The second useful type of safety equipment specific to roof work are roof brackets. Roof brackets are durable metal brackets combined with metal or thick wood boards placed temporarily on the roof. These brackets are angled with the roof and help prevent falls in two ways – one, by giving workers a place to brace their feet ,and two, by giving a foothold or handhold if a fall happens.
Fall Protection for Flat Roofs
It happens all too often that contractors or their workers believe that working on a flat roof is safer, and therefore safety precautions are ignored. While the chances of falling from a flat roof is more rare than an angled one, the chance for injury is still there. Fall prevention is just as important, even if the workers aren’t actually roofing but perhaps are installing a rooftop deck instead.
Using a personal fall arrest system is usually a bit much for most flat roof work, especially on single-story buildings, but guardrails are recommended. Metal guardrails are easy to put up temporarily for construction, serving as both a visual and physical barrier to the roof’s edge.

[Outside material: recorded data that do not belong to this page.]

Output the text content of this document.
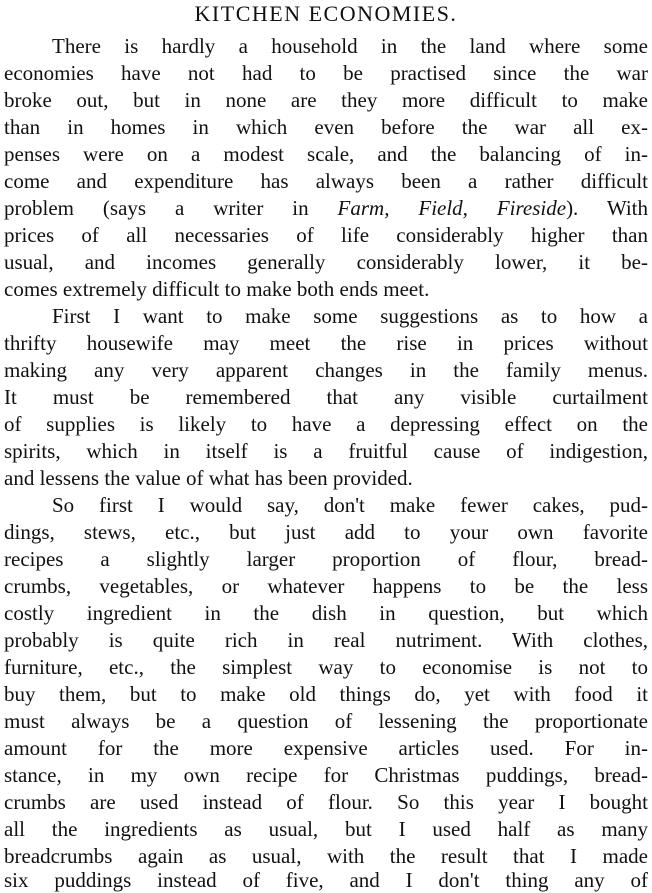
KITCHEN ECONOMIES.
There is hardly a household in the land where some
economies have not had to be practised since the war
broke out, but in none are they more difficult to make
than in homes in which even before the war all ex-
penses were on a modest scale, and the balancing of in-
come and expenditure has always been a rather difficult
problem (says a writer in Farm, Field, Fireside). With
prices of all necessaries of life considerably higher than
usual, and incomes generally considerably lower, it be-
comes extremely difficult to make both ends meet.
First I want to make some suggestions as to how a
thrifty housewife may meet the rise in prices without
making any very apparent changes in the family menus.
It must be remembered that any visible curtailment
of supplies is likely to have a depressing effect on the
spirits, which in itself is a fruitful cause of indigestion,
and lessens the value of what has been provided.
So first I would say, don't make fewer cakes, pud-
dings, stews, etc., but just add to your own favorite
recipes a slightly larger proportion of flour, bread-
crumbs, vegetables, or whatever happens to be the less
costly ingredient in the dish in question, but which
probably is quite rich in real nutriment. With clothes,
furniture, etc., the simplest way to economise is not to
buy them, but to make old things do, yet with food it
must always be a question of lessening the proportionate
amount for the more expensive articles used. For in-
stance, in my own recipe for Christmas puddings, bread-
crumbs are used instead of flour. So this year I bought
all the ingredients as usual, but I used half as many
breadcrumbs again as usual, with the result that I made
six puddings instead of five, and I don't thing any of
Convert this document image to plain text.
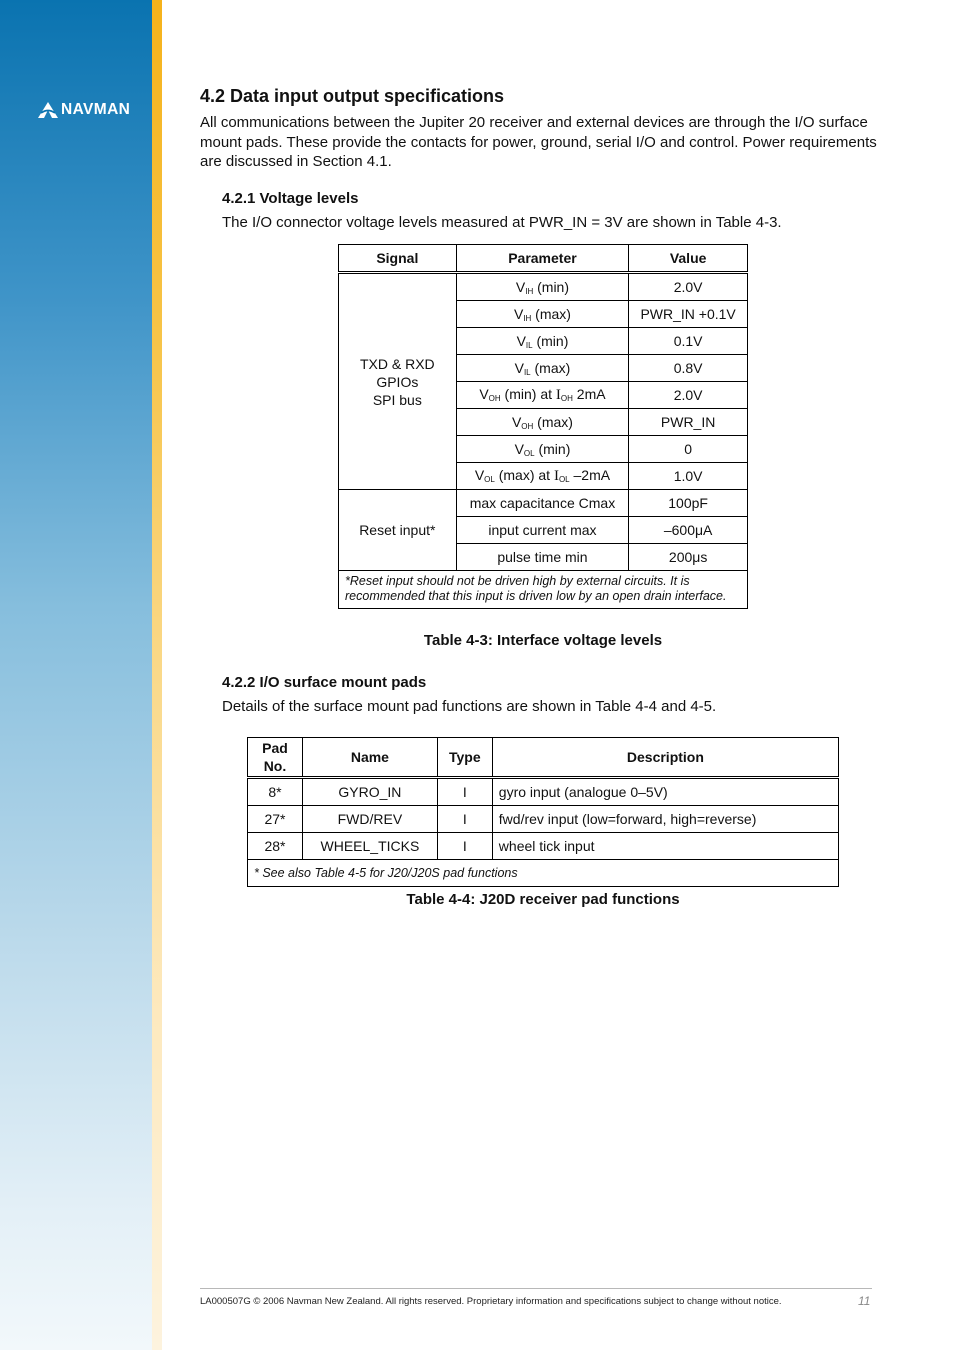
NAVMAN
4.2 Data input output specifications

All communications between the Jupiter 20 receiver and external devices are through the I/O surface mount pads. These provide the contacts for power, ground, serial I/O and control. Power requirements are discussed in Section 4.1.

4.2.1 Voltage levels

The I/O connector voltage levels measured at PWR_IN = 3V are shown in Table 4-3.

Signal	Parameter	Value

TXD & RXD
GPIOs
SPI bus	$V_{IH}$ (min)	2.0V
	$V_{IH}$ (max)	PWR_IN +0.1V
	$V_{IL}$ (min)	0.1V
	$V_{IL}$ (max)	0.8V
	$V_{OH}$ (min) at $I_{OH}$ 2mA	2.0V
	$V_{OH}$ (max)	PWR_IN
	$V_{OL}$ (min)	0
	$V_{OL}$ (max) at $I_{OL}$ –2mA	1.0V
Reset input*	max capacitance Cmax	100pF
	input current max	–600μA
	pulse time min	200μs
*Reset input should not be driven high by external circuits. It is recommended that this input is driven low by an open drain interface.		

Table 4-3: Interface voltage levels

4.2.2 I/O surface mount pads

Details of the surface mount pad functions are shown in Table 4-4 and 4-5.

Pad No.	Name	Type	Description
8*	GYRO_IN	I	gyro input (analogue 0–5V)
27*	FWD/REV	I	fwd/rev input (low=forward, high=reverse)
28*	WHEEL_TICKS	I	wheel tick input
* See also Table 4-5 for J20/J20S pad functions			

Table 4-4: J20D receiver pad functions

LA000507G © 2006 Navman New Zealand. All rights reserved. Proprietary information and specifications subject to change without notice.	11
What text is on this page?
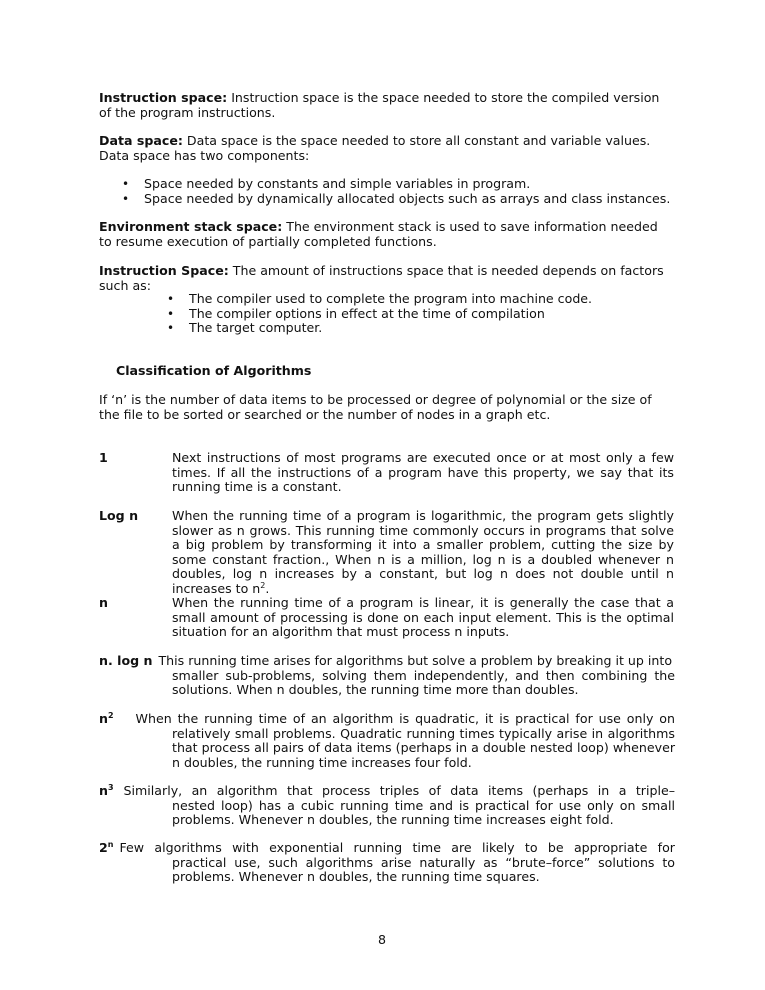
Instruction space: Instruction space is the space needed to store the compiled version of the program instructions.

Data space: Data space is the space needed to store all constant and variable values. Data space has two components:

• Space needed by constants and simple variables in program.
• Space needed by dynamically allocated objects such as arrays and class instances.

Environment stack space: The environment stack is used to save information needed to resume execution of partially completed functions.

Instruction Space: The amount of instructions space that is needed depends on factors such as:

• The compiler used to complete the program into machine code.
• The compiler options in effect at the time of compilation
• The target computer.
Classification of Algorithms

If ‘n’ is the number of data items to be processed or degree of polynomial or the size of the file to be sorted or searched or the number of nodes in a graph etc.

1	Next instructions of most programs are executed once or at most only a few times. If all the instructions of a program have this property, we say that its running time is a constant.
Log n	When the running time of a program is logarithmic, the program gets slightly slower as n grows. This running time commonly occurs in programs that solve a big problem by transforming it into a smaller problem, cutting the size by some constant fraction., When n is a million, log n is a doubled whenever n doubles, log n increases by a constant, but log n does not double until n increases to $n^2$.
n	When the running time of a program is linear, it is generally the case that a small amount of processing is done on each input element. This is the optimal situation for an algorithm that must process n inputs.
n. log n This running time arises for algorithms but solve a problem by breaking it up into
smaller sub-problems, solving them independently, and then combining the solutions. When n doubles, the running time more than doubles.
$n^2$ When the running time of an algorithm is quadratic, it is practical for use only on
relatively small problems. Quadratic running times typically arise in algorithms that process all pairs of data items (perhaps in a double nested loop) whenever n doubles, the running time increases four fold.
$n^3$ Similarly, an algorithm that process triples of data items (perhaps in a triple–
nested loop) has a cubic running time and is practical for use only on small problems. Whenever n doubles, the running time increases eight fold.
2$^n$ Few algorithms with exponential running time are likely to be appropriate for
practical use, such algorithms arise naturally as “brute–force” solutions to problems. Whenever n doubles, the running time squares.
8
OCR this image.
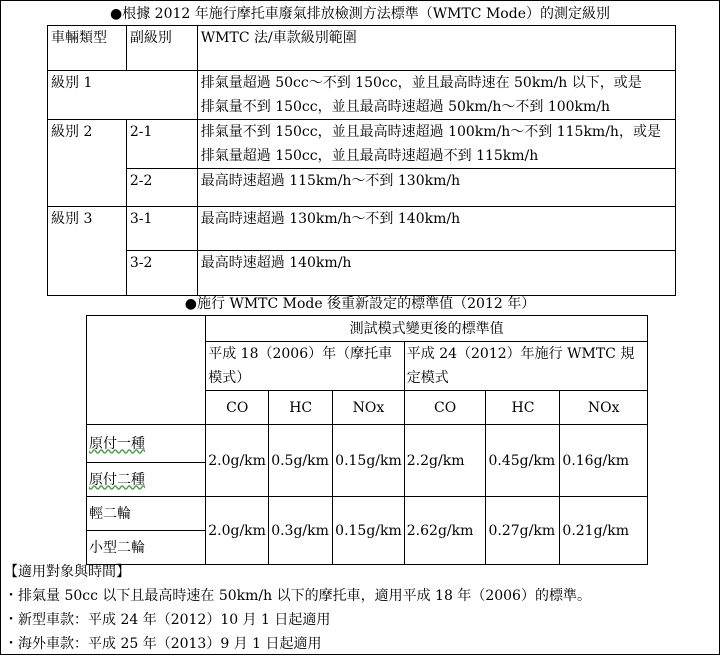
●根據 2012 年施行摩托車廢氣排放檢測方法標準（WMTC Mode）的測定級別
車輛類型	副級別	WMTC 法/車款級別範圍
級別 1		排氣量超過 50cc～不到 150cc，並且最高時速在 50km/h 以下，或是
排氣量不到 150cc，並且最高時速超過 50km/h～不到 100km/h

級別 2	2-1	排氣量不到 150cc，並且最高時速超過 100km/h～不到 115km/h，或是
排氣量超過 150cc，並且最高時速超過不到 115km/h

	2-2	最高時速超過 115km/h～不到 130km/h
級別 3	3-1	最高時速超過 130km/h～不到 140km/h
	3-2	最高時速超過 140km/h
●施行 WMTC Mode 後重新設定的標準值（2012 年）
	測試模式變更後的標準值					
	平成 18（2006）年（摩托車模式）			平成 24（2012）年施行 WMTC 規定模式		
	CO	HC	NOx	CO	HC	NOx
原付一種	2.0g/km	0.5g/km	0.15g/km	2.2g/km	0.45g/km	0.16g/km
原付二種						
輕二輪	2.0g/km	0.3g/km	0.15g/km	2.62g/km	0.27g/km	0.21g/km
小型二輪						
【適用對象與時間】
・排氣量 50cc 以下且最高時速在 50km/h 以下的摩托車，適用平成 18 年（2006）的標準。
・新型車款：平成 24 年（2012）10 月 1 日起適用
・海外車款：平成 25 年（2013）9 月 1 日起適用
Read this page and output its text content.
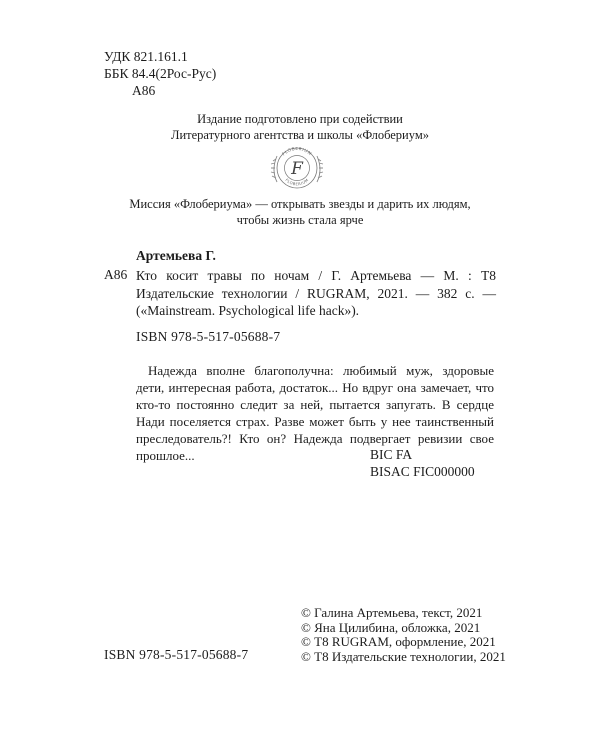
УДК 821.161.1
ББК 84.4(2Рос-Рус)
А86
Издание подготовлено при содействии
Литературного агентства и школы «Флобериум»
FLOBERIUM
FLOBERIUM
F
Миссия «Флобериума» — открывать звезды и дарить их людям,
чтобы жизнь стала ярче
Артемьева Г.
А86 Кто косит травы по ночам / Г. Артемьева — М. : Т8 Издательские технологии / RUGRAM, 2021. — 382 с. — («Mainstream. Psychological life hack»).
ISBN 978-5-517-05688-7

Надежда вполне благополучна: любимый муж, здоровые дети, интересная работа, достаток... Но вдруг она замечает, что кто-то постоянно следит за ней, пытается запугать. В сердце Нади поселяется страх. Разве может быть у нее таинственный преследователь?! Кто он? Надежда подвергает ревизии свое прошлое...	BIC FA
BISAC FIC000000
© Галина Артемьева, текст, 2021
© Яна Цилибина, обложка, 2021
© Т8 RUGRAM, оформление, 2021
© Т8 Издательские технологии, 2021
ISBN 978-5-517-05688-7
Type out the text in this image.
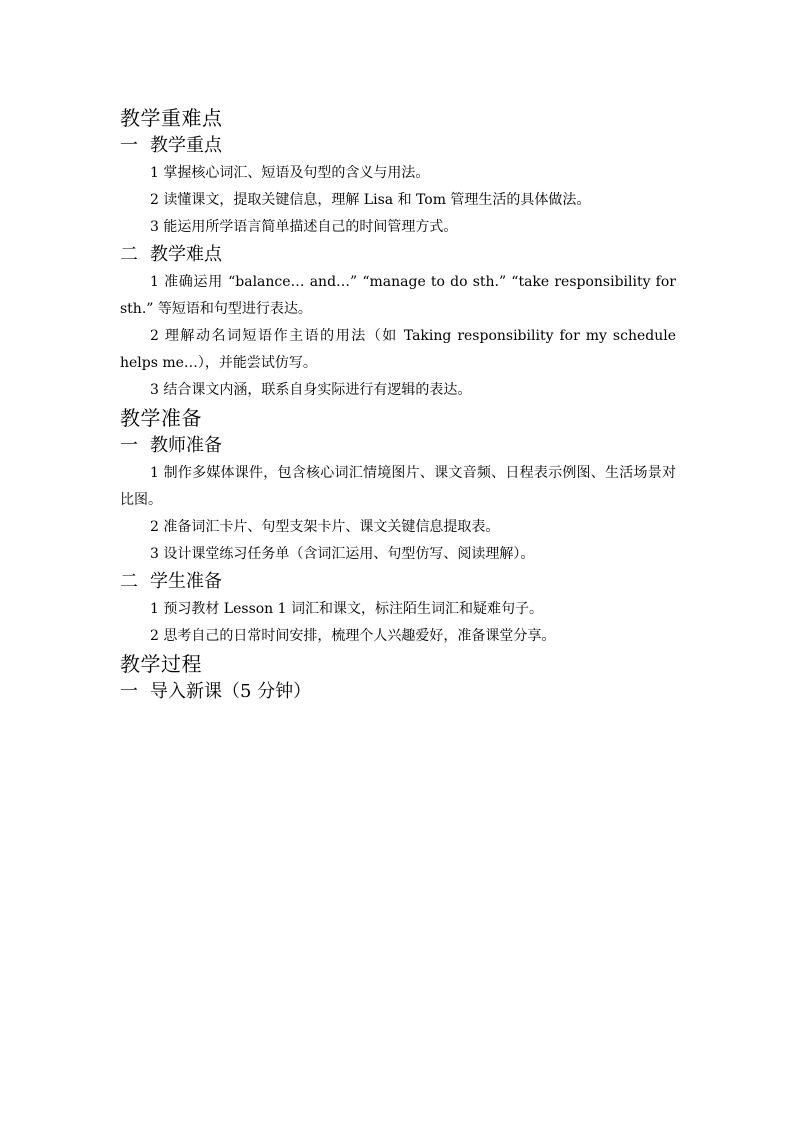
教学重难点
一 教学重点

1 掌握核心词汇、短语及句型的含义与用法。

2 读懂课文，提取关键信息，理解 Lisa 和 Tom 管理生活的具体做法。

3 能运用所学语言简单描述自己的时间管理方式。

二 教学难点

1 准确运用 “balance… and…” “manage to do sth.” “take responsibility for sth.” 等短语和句型进行表达。

2 理解动名词短语作主语的用法（如 Taking responsibility for my schedule helps me…），并能尝试仿写。

3 结合课文内涵，联系自身实际进行有逻辑的表达。

教学准备
一 教师准备

1 制作多媒体课件，包含核心词汇情境图片、课文音频、日程表示例图、生活场景对比图。

2 准备词汇卡片、句型支架卡片、课文关键信息提取表。

3 设计课堂练习任务单（含词汇运用、句型仿写、阅读理解）。

二 学生准备

1 预习教材 Lesson 1 词汇和课文，标注陌生词汇和疑难句子。

2 思考自己的日常时间安排，梳理个人兴趣爱好，准备课堂分享。

教学过程
一 导入新课（5 分钟）
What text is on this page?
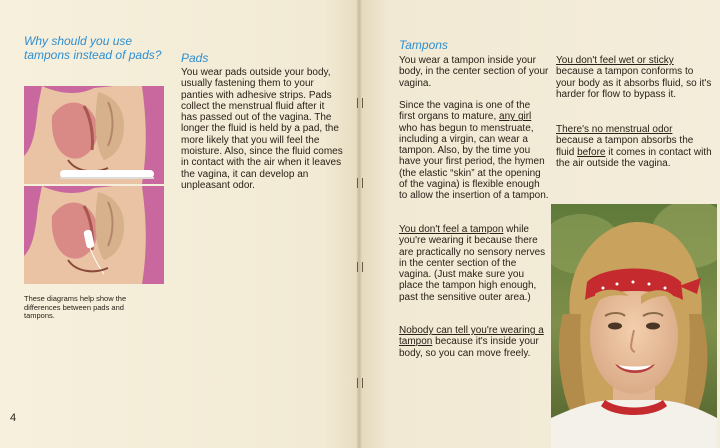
Why should you use tampons instead of pads?	Pads
You wear pads outside your body, usually fastening them to your panties with adhesive strips. Pads collect the menstrual fluid after it has passed out of the vagina. The longer the fluid is held by a pad, the more likely that you will feel the moisture. Also, since the fluid comes in contact with the air when it leaves the vagina, it can develop an unpleasant odor.
These diagrams help show the differences between pads and tampons.
4
Tampons
You wear a tampon inside your body, in the center section of your vagina.
Since the vagina is one of the first organs to mature, any girl who has begun to menstruate, including a virgin, can wear a tampon. Also, by the time you have your first period, the hymen (the elastic “skin” at the opening of the vagina) is flexible enough to allow the insertion of a tampon.
You don't feel a tampon while you're wearing it because there are practically no sensory nerves in the center section of the vagina. (Just make sure you place the tampon high enough, past the sensitive outer area.)
Nobody can tell you're wearing a tampon because it's inside your body, so you can move freely.
You don't feel wet or sticky because a tampon conforms to your body as it absorbs fluid, so it's harder for flow to bypass it.
There's no menstrual odor because a tampon absorbs the fluid before it comes in contact with the air outside the vagina.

When roof workers are purely focused on the task at hand it can be easy to forget just how close the roof edge is. Even a simple red or orange tape around the perimeter of the roof can help prevent falls by reminding workers of how close the edge is.
Fall protection is an important part of roof worker safety, as well as the safety for those that are around the construction site. It is highly recommended that anyone that is working on a roof to be properly trained on roofing safety procedures and to use OSHA-recommended safety equipment, even if they are working on a residential property. Contractors should take the initiative to make sure their crews are up to date on safety techniques and homeowners should also ensure that any crew members working on their work are using safe practices.